Suppose that $\otimes$ is such an operation. Then for any integer $n$ we have $$n\otimes 0=n\otimes(0+0)=(n\otimes 0)+(n\otimes 0)\,;$$ the only integer satisfying $x+x=x$ is $0$, so $n\otimes 0=0$ for every $n\in\mathbb{Z}$. Now let $a=1\otimes 1$. Then $$1\otimes 2=1\otimes(1+1)=(1\otimes 1)+(1\otimes 1)=a+a=2a\,,$$ and an easy induction shows that $1\otimes n=na$ for every positive integer $n$. We already know that $1\otimes 0=0$, so in fact $1\otimes n=na$ for every integer $n\ge 0$.
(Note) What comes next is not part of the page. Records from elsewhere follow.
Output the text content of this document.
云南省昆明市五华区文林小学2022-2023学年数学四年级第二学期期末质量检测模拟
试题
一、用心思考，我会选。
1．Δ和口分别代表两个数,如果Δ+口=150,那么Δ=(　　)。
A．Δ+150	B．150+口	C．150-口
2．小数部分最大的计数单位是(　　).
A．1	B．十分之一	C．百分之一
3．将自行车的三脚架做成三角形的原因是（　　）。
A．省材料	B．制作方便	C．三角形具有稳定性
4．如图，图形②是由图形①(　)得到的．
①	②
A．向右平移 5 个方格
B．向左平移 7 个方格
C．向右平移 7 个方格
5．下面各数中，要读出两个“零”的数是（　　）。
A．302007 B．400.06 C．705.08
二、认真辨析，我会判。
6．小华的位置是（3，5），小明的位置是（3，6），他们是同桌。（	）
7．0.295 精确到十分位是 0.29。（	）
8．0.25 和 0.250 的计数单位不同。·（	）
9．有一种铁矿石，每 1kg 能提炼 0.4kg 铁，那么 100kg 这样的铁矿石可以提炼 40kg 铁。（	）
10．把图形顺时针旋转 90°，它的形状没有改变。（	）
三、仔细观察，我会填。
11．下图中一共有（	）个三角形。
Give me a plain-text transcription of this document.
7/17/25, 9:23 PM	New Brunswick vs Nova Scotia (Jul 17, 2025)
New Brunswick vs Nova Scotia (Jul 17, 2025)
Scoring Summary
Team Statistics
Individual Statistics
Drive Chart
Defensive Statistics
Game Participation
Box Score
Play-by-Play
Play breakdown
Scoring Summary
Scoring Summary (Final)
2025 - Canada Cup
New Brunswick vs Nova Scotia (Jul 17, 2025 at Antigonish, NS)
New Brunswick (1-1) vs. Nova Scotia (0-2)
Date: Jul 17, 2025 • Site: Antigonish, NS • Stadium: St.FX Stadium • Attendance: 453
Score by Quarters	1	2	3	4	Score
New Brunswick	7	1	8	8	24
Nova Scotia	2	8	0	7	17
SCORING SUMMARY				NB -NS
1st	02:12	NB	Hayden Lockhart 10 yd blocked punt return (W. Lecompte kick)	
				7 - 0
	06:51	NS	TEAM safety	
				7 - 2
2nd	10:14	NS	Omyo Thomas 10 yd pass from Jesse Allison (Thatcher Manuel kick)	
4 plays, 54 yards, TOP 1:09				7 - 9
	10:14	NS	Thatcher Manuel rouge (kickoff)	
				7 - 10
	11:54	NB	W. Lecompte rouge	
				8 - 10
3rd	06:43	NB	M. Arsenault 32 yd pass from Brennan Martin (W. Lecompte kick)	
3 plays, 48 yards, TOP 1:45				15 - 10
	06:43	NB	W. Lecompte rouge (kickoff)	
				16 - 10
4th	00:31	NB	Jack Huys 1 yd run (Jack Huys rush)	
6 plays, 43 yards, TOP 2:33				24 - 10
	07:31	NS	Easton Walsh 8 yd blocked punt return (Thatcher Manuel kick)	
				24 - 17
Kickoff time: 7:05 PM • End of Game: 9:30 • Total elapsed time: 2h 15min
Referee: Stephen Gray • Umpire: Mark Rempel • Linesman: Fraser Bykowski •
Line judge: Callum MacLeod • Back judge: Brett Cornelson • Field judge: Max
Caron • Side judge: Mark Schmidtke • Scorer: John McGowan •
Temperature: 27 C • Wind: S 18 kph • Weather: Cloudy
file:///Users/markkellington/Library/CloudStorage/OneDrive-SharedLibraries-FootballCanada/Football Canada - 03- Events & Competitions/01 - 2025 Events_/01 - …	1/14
Now suppose that $n$ is a negative integer. Then $$0=1\otimes 0=1\otimes\big(n+(-n)\big)=(1\otimes n)+\big(1\otimes(-n)\big)=(1\otimes n)-na\,,\tag{1}$$ so $1\otimes n=na$, and we’ve now shown that $1\otimes n=na$ for every $n\in\mathbb{Z}$.
We can now repeat the argument to generalize the operand $1$ to any integer:
$$2\otimes n=(1+1)\otimes n=(1\otimes n)+(1\otimes n)=2an\,,$$ and another easy induction gives us $m\otimes n=mna$ for every non-negative integer $m$ and every integer $n$. Finally, the trick that I used in $(1)$ can be used again to show that $m\otimes n=mna$ for all $m,n\in\mathbb{Z}$.
Added: Because $\otimes$ is just scaled multiplication, it’s certainly both commutative and associative: $$m\otimes n=amn=anm=n\otimes m$$ and $$(k\otimes m)\otimes n=a(akm)n=ak(amn)=k\otimes(m\otimes n)$$ for any $k,m,n\in\mathbb{Z}$.